Wow! I had no idea that 70/30 was outdated! I do see an endocrinologist, and I have been seeing one the entire time. I guess 70/30 is a good insulin to first start out on, but since I was doing so well on it, they never introduced any ideas of switching me to any other ones? I’m not sure exactly. There’s another doctor at the office that I see when the endocrinologist doesn’t necessarily need to personally see me, and she’s a type 1 also on 70/30.

I guess it was kind of a freak thing that it worked out, and I was just lucky for the 4 years that I’ve been doing so well on the mixed insulin. Throughout that whole time I’ve had A1c’s in the 5-6 range consistently. Even now, my numbers aren’t that bad. They’re just not as easy to control.

Good A1cs, but yes, you really deserve to have a program that is customized just for you…which usually means taking control yourself, test, test, test, and figuring out what works for you.

Basal works wonders for me…I barely need to bolus with my basal under control.

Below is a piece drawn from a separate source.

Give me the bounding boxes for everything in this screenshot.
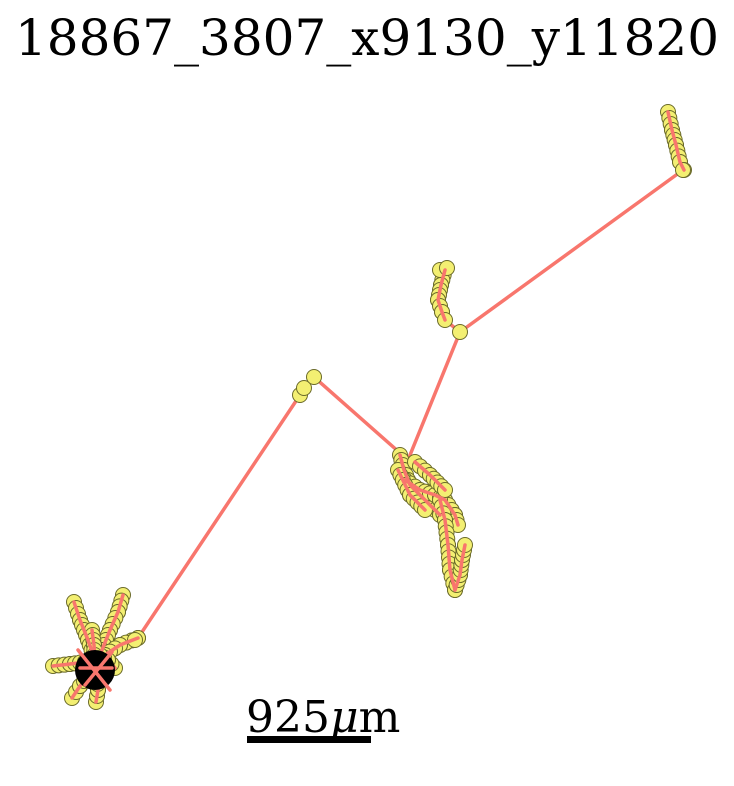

Yes, switch insulin! Novolog/Lantus would be way better and you’d be able to confirm your problem is with the basal (it does seem like your problem is basal). Humalog/Lantus also works really well for me. You might consider splitting your daily basal insulin doses into two doses if it seems like your basal need varies at different times of day. And looking way ahead, if you can’t seem to get things stabilized, talk to your endo about pumping which allows customizing your basal delivery hour by hour (but maybe a different endo?).

is mixed insulin bad?

It’s not bad. It’s just VERY hard to give the correct amounts as you basal amounts can vary greatly from the amounts you need for the food you eat.

Symlin is not an insulin. It’s another hormone produced by your pancreas (or in my case not produced) and it works in concert with insulin. Visit the Symlin users at Tudiabetes for lots of information. It affects digestion which in turn affects BG. Symlin also has a great site of their own. Read up.

Go to the Symlin web site and read up. It is not without it’s side effects, but they generally go away with a little time. I’ve been on it since November and have no side effects.

I was put on Humalog 75/25 by a new family doc who was sponsored by the stuff (his entire office was decorated with 75/25 ads) and I hated every second of it. When he finally got me into an endo he (the endo) took me off it immediately. He told me to go straight to the pharmacy and fill his RX, then go home and throw the 75/25 away.

This is just my personal story and feelings and as always different strokes for different folks.